Mumbai: In a dramatic market jolt, the Indian rupee on Wednesday crashed to an all-time low, breaking through the ₹90-per-US-dollar barrier for the first time ever in early trade — sparking anxiety across financial markets and corporate sectors.
At around 10 am, the currency touched ₹90.11 per dollar, extending a persistent downward slide witnessed over recent weeks as foreign investors continue pulling capital from Indian equities and debt.
Forex strategists point to a muscular US dollar, surging global crude prices, and stepped-up dollar purchases by importers as the primary drivers of the rupee’s slump, as reported by Business Standard.

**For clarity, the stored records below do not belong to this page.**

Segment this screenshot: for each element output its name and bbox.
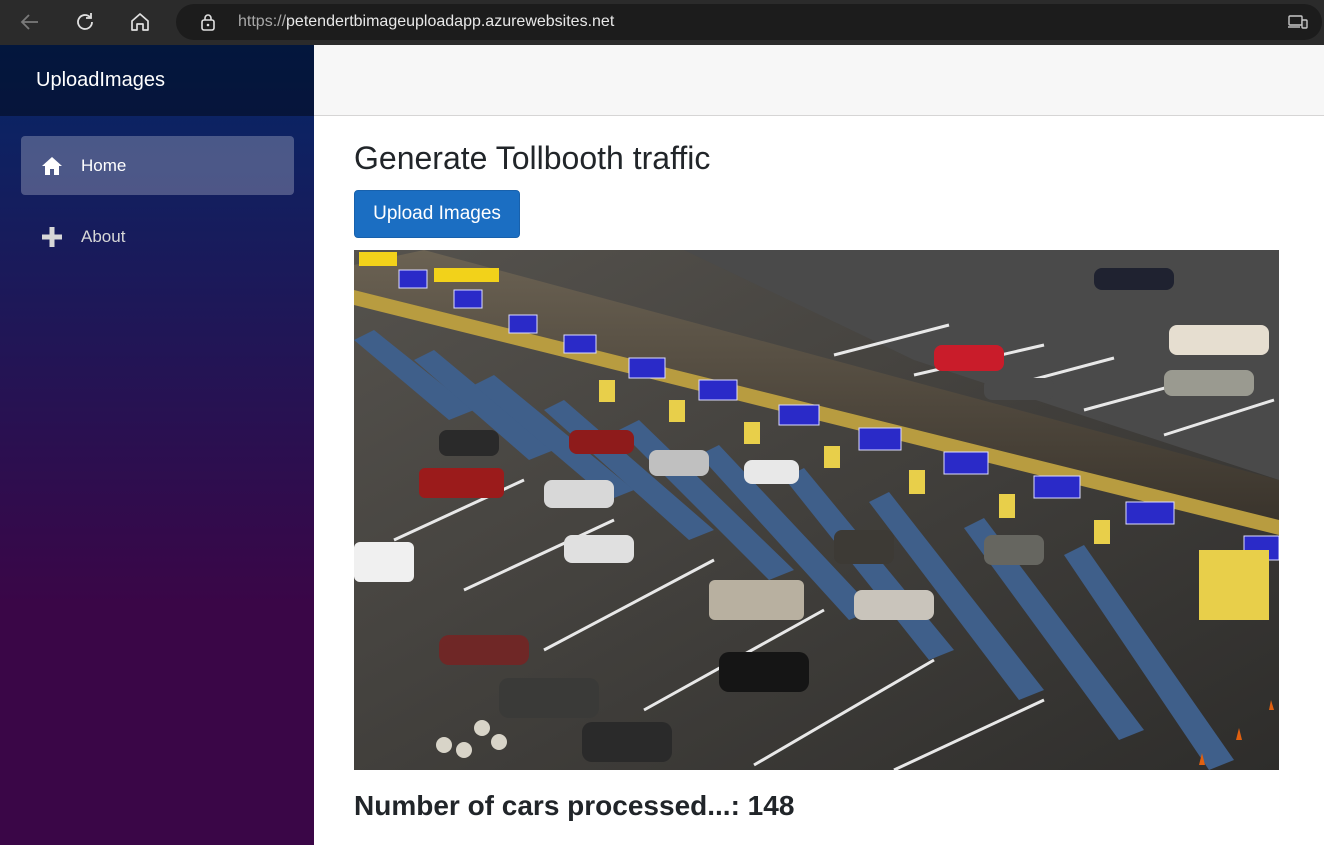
sidebar-item-label: About xyxy=(81,226,126,246)
lock-icon xyxy=(201,14,215,31)
brand-link[interactable]: UploadImages xyxy=(36,69,165,92)
back-button[interactable] xyxy=(15,8,45,36)
reload-icon xyxy=(77,13,93,30)
cars-processed-count: Number of cars processed...: 148 xyxy=(354,790,795,821)
tollbooth-photo xyxy=(354,250,1279,770)
sidebar-item-home[interactable]: Home xyxy=(21,136,294,195)
url-scheme: https:// xyxy=(238,13,287,30)
reload-button[interactable] xyxy=(70,8,100,36)
home-icon xyxy=(41,155,63,177)
brand-bar: UploadImages xyxy=(0,45,314,116)
page-title: Generate Tollbooth traffic xyxy=(354,140,711,176)
sidebar-item-label: Home xyxy=(81,155,127,175)
address-bar[interactable]: https://petendertbimageuploadapp.azurewe… xyxy=(176,4,1322,40)
nav-menu: Home About xyxy=(0,116,314,266)
upload-images-button[interactable]: Upload Images xyxy=(354,190,520,238)
arrow-left-icon xyxy=(20,14,38,30)
url-text: https://petendertbimageuploadapp.azurewe… xyxy=(238,13,614,31)
home-outline-icon xyxy=(131,13,149,31)
sidebar-item-about[interactable]: About xyxy=(21,207,294,266)
browser-home-button[interactable] xyxy=(125,8,155,36)
browser-chrome: https://petendertbimageuploadapp.azurewe… xyxy=(0,0,1324,45)
devices-icon[interactable] xyxy=(1288,14,1308,30)
sidebar: UploadImages Home About xyxy=(0,45,314,845)
plus-icon xyxy=(41,226,63,248)
top-row xyxy=(314,45,1324,116)
url-host: petendertbimageuploadapp.azurewebsites.n… xyxy=(286,13,615,30)
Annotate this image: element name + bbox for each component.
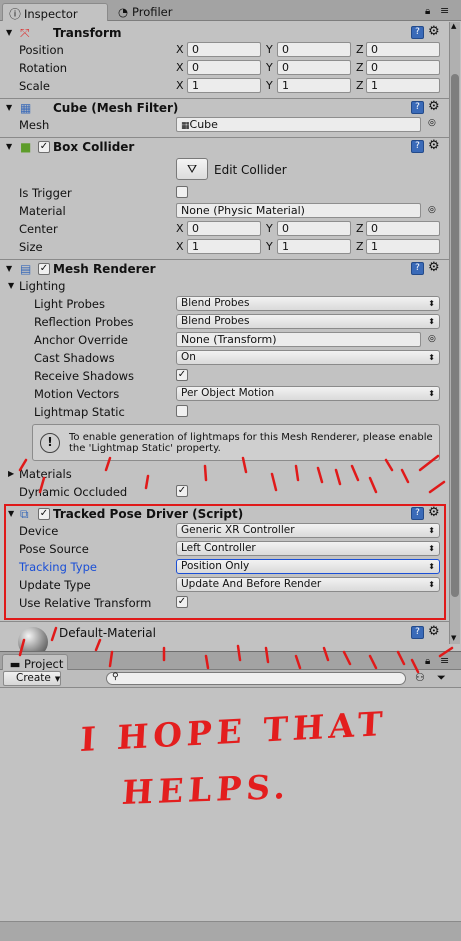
- handwritten-note-line2: HELPS.: [120, 767, 292, 812]
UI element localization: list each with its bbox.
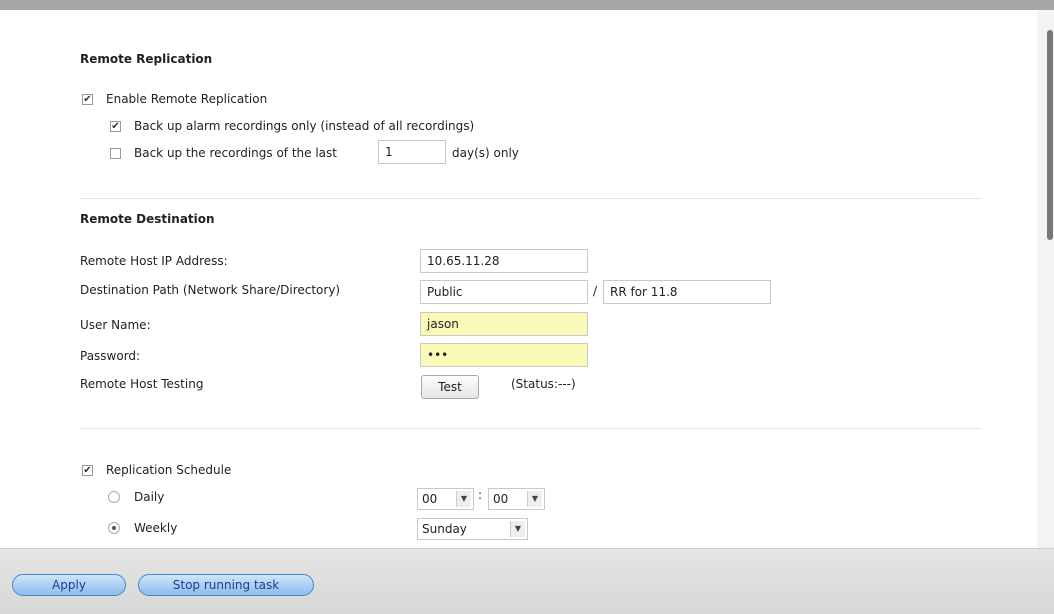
- destination-path-label: Destination Path (Network Share/Director…: [80, 283, 341, 297]
- weekly-radio[interactable]: [108, 522, 120, 534]
- enable-remote-replication-checkbox[interactable]: ✔: [82, 94, 93, 105]
- last-days-checkbox[interactable]: [110, 148, 121, 159]
- days-suffix-label: day(s) only: [452, 146, 519, 160]
- directory-input[interactable]: RR for 11.8: [603, 280, 771, 304]
- section-divider: [80, 428, 982, 429]
- minute-value: 00: [493, 492, 509, 506]
- weekly-label: Weekly: [134, 521, 178, 535]
- daily-label: Daily: [134, 490, 165, 504]
- ip-label: Remote Host IP Address:: [80, 254, 228, 268]
- apply-button[interactable]: Apply: [12, 574, 126, 596]
- replication-schedule-label: Replication Schedule: [106, 463, 232, 477]
- chevron-down-icon: ▼: [456, 491, 471, 507]
- section-divider: [80, 198, 982, 199]
- remote-host-testing-label: Remote Host Testing: [80, 377, 204, 391]
- hour-value: 00: [422, 492, 438, 506]
- share-input[interactable]: Public: [420, 280, 588, 304]
- weekday-select[interactable]: Sunday ▼: [417, 518, 528, 540]
- window-top-border: [0, 0, 1054, 10]
- weekday-value: Sunday: [422, 522, 467, 536]
- stop-running-task-button[interactable]: Stop running task: [138, 574, 314, 596]
- daily-radio[interactable]: [108, 491, 120, 503]
- remote-destination-title: Remote Destination: [80, 212, 215, 226]
- test-status-text: (Status:---): [511, 377, 576, 391]
- last-days-input[interactable]: 1: [378, 140, 446, 164]
- chevron-down-icon: ▼: [510, 521, 525, 537]
- test-button[interactable]: Test: [421, 375, 479, 399]
- scrollbar-thumb[interactable]: [1047, 30, 1053, 240]
- alarm-only-checkbox[interactable]: ✔: [110, 121, 121, 132]
- ip-address-input[interactable]: 10.65.11.28: [420, 249, 588, 273]
- time-separator: :: [478, 488, 483, 502]
- last-days-label: Back up the recordings of the last: [134, 146, 337, 160]
- user-name-input[interactable]: jason: [420, 312, 588, 336]
- alarm-only-label: Back up alarm recordings only (instead o…: [134, 119, 475, 133]
- password-input[interactable]: •••: [420, 343, 588, 367]
- bottom-action-bar: Apply Stop running task: [0, 548, 1054, 614]
- enable-remote-replication-label: Enable Remote Replication: [106, 92, 268, 106]
- replication-schedule-checkbox[interactable]: ✔: [82, 465, 93, 476]
- minute-select[interactable]: 00 ▼: [488, 488, 545, 510]
- password-label: Password:: [80, 349, 141, 363]
- hour-select[interactable]: 00 ▼: [417, 488, 474, 510]
- chevron-down-icon: ▼: [527, 491, 542, 507]
- remote-replication-title: Remote Replication: [80, 52, 213, 66]
- user-name-label: User Name:: [80, 318, 151, 332]
- path-separator: /: [593, 284, 598, 298]
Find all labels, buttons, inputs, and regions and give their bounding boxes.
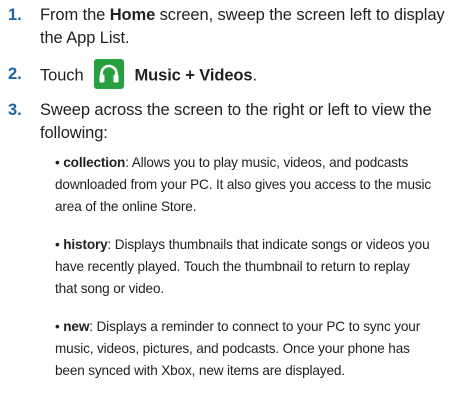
bullet-text-line2: downloaded from your PC. It also gives y… bbox=[55, 177, 432, 192]
bullet-term: collection bbox=[63, 155, 126, 170]
step-text-suffix: screen, sweep the screen left to display bbox=[155, 6, 445, 24]
headphones-icon bbox=[94, 59, 125, 89]
bullet-term: new bbox=[63, 319, 90, 334]
bullet-text-line1: : Allows you to play music, videos, and … bbox=[125, 155, 409, 170]
step-text-prefix: Touch bbox=[40, 66, 84, 85]
step-number: 1. bbox=[8, 6, 22, 24]
step-text-prefix: From the bbox=[40, 6, 110, 24]
bullet-history: • history: Displays thumbnails that indi… bbox=[55, 234, 463, 300]
step-text-line2: the App List. bbox=[40, 29, 130, 47]
bullet-text-line3: been synced with Xbox, new items are dis… bbox=[55, 363, 345, 378]
bullet-text-line3: that song or video. bbox=[55, 281, 164, 296]
step-text: Touch Music + Videos. bbox=[40, 59, 460, 89]
bullet-marker: • bbox=[55, 319, 64, 334]
bullet-marker: • bbox=[55, 155, 64, 170]
bullet-collection: • collection: Allows you to play music, … bbox=[55, 152, 463, 218]
step-number: 2. bbox=[8, 65, 22, 83]
step-text-line1: Sweep across the screen to the right or … bbox=[40, 101, 432, 119]
bullet-text-line1: : Displays a reminder to connect to your… bbox=[89, 319, 421, 334]
music-videos-app-name: Music + Videos bbox=[134, 66, 253, 85]
bullet-text-line2: have recently played. Touch the thumbnai… bbox=[55, 259, 410, 274]
home-screen-term: Home bbox=[109, 6, 156, 24]
step-text: From the Home screen, sweep the screen l… bbox=[40, 4, 460, 50]
bullet-text-line1: : Displays thumbnails that indicate song… bbox=[107, 237, 430, 252]
bullet-term: history bbox=[63, 237, 108, 252]
bullet-text-line3: area of the online Store. bbox=[55, 199, 197, 214]
bullet-marker: • bbox=[55, 237, 64, 252]
bullet-text-line2: music, videos, pictures, and podcasts. O… bbox=[55, 341, 410, 356]
step-text-line2: following: bbox=[40, 124, 108, 142]
bullet-new: • new: Displays a reminder to connect to… bbox=[55, 316, 463, 382]
step-number: 3. bbox=[8, 101, 22, 119]
manual-page: 1. From the Home screen, sweep the scree… bbox=[0, 0, 472, 416]
step-text: Sweep across the screen to the right or … bbox=[40, 99, 460, 145]
step-text-suffix: . bbox=[252, 66, 257, 85]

Trade Deadlock Adding Stress
Analysts say the prolonged freeze in India–US trade negotiations is weighing heavily on sentiment. Existing US tariffs on Indian exports have strained trade relations and dampened overseas portfolio inflows — further squeezing currency resilience.
A Paradox for the Economy
The rupee’s fall is particularly striking given that India recently logged 8.2% GDP growth in Q2 — the highest in six quarters. While the macroeconomic story looks robust, it clearly hasn’t translated into exchange-rate strength.
What Next
With the dollar on a global ascent and India’s import-heavy economy exposed to crude volatility, traders expect rupee turbulence ahead.
Market watchers are now closely eyeing RBI intervention — but for the moment, ₹90 has been breached, and confidence has been rattled.